Under a provision in the Fixing America’s Surface Transportation Act (FAST Act), NHTSA had one year—until December 4, 2016—to establish a process for companies to register with the agency and to issue any necessary regulation to implement the federal law. NHTSA has taken no regulatory action.
“Passage of the FAST Act in 2015 was a landmark moment since low-volume auto manufacturers could now produce turn-key replica vehicles for customers nationwide,” said SEMA President and CEO Christopher J. Kersting. “While the law was celebrated by industry and enthusiasts alike, NHTSA’s continued delays have frustrated replica car companies and consumers.
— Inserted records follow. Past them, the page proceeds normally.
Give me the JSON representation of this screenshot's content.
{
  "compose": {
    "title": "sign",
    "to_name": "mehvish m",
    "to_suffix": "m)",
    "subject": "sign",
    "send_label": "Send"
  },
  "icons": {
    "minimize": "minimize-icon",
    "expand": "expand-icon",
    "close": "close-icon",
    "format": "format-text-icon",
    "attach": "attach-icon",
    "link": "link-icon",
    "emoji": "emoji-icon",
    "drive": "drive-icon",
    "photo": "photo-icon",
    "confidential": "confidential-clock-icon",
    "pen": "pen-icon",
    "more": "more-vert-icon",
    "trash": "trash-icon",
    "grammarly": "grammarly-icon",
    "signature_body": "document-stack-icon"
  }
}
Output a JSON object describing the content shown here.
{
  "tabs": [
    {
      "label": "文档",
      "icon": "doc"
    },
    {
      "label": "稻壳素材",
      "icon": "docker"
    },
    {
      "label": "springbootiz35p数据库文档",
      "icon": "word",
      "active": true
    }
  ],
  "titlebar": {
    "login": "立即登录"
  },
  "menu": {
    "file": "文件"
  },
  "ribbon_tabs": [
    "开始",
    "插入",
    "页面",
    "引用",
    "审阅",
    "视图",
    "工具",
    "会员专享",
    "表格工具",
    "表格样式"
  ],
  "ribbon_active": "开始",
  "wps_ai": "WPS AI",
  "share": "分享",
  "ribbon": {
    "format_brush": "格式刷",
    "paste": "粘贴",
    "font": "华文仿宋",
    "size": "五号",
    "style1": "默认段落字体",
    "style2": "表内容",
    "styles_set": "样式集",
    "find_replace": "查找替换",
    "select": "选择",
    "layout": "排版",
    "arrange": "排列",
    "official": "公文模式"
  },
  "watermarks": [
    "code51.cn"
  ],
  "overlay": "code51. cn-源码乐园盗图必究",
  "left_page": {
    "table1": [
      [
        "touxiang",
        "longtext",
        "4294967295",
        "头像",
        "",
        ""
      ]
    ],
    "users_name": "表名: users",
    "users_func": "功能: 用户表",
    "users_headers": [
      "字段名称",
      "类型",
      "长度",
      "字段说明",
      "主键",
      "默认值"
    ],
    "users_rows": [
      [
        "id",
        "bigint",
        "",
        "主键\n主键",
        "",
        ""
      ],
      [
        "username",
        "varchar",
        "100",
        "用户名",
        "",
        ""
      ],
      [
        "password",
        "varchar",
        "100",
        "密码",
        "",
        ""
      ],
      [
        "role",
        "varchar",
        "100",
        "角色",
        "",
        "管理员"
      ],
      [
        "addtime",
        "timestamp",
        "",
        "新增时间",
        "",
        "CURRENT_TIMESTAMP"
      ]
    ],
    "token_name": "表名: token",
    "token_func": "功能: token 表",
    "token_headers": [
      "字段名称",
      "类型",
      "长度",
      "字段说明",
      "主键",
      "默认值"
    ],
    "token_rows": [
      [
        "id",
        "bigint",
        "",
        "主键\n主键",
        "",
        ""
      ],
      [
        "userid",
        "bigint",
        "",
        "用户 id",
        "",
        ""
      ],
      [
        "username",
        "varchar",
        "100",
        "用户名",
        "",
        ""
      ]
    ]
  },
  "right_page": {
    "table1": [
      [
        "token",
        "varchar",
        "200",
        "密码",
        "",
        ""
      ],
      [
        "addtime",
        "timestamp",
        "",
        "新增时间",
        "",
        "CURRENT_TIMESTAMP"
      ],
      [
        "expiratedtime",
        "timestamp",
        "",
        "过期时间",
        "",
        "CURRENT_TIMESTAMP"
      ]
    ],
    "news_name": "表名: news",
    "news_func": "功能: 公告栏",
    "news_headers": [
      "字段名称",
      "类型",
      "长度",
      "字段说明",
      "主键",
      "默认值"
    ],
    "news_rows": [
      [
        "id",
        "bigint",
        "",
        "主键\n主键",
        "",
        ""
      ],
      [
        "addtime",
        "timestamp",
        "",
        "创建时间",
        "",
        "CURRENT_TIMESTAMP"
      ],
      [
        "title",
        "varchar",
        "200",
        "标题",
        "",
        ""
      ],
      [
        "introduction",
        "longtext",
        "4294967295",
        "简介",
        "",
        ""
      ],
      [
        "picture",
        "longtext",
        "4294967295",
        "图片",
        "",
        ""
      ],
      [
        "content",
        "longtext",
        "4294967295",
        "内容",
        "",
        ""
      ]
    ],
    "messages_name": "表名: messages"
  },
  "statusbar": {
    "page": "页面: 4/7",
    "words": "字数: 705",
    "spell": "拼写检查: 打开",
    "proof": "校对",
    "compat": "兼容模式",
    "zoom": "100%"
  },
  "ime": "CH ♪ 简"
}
The replica car provision was designed to be easy for NHTSA to implement, as it simply extends the common-sense approach to overseeing kit-car production that the agency has employed for decades.”
Prior to enactment of the FAST Act, the United States had just one system for regulating automobiles, which was established in the ’60s and designed for companies that mass-produce millions of vehicles. The lack of regulatory flexibility has prevented small businesses from manufacturing turn-key cars that recapture America’s automotive heritage. The vehicles will have engine packages that meet current model-year emissions standards.
The delay is creating financial hardship for small businesses committed to the program. Replica car companies began making investments in new facilities, equipment and supplies based on the one-year timeline to implement the law. Instead, workers have not been hired and sales are on hold because of NHTSA’s inaction.
Hundreds of classic car enthusiasts recently expressed their frustration as well. They sent hundreds of letters asking U.S. Department of Transportation Secretary Elaine Chao to instruct NHTSA to stop dragging its feet.
Over the past three years, SEMA has suggested several ways in which replica vehicle production could begin immediately, such as by allowing companies to register as the agency pursues a rulemaking. While NHTSA has failed to take advantage of the alternatives, it has inflicted harm on the industry through its inaction. SEMA is ready to ask the court to intervene and eliminate the harm.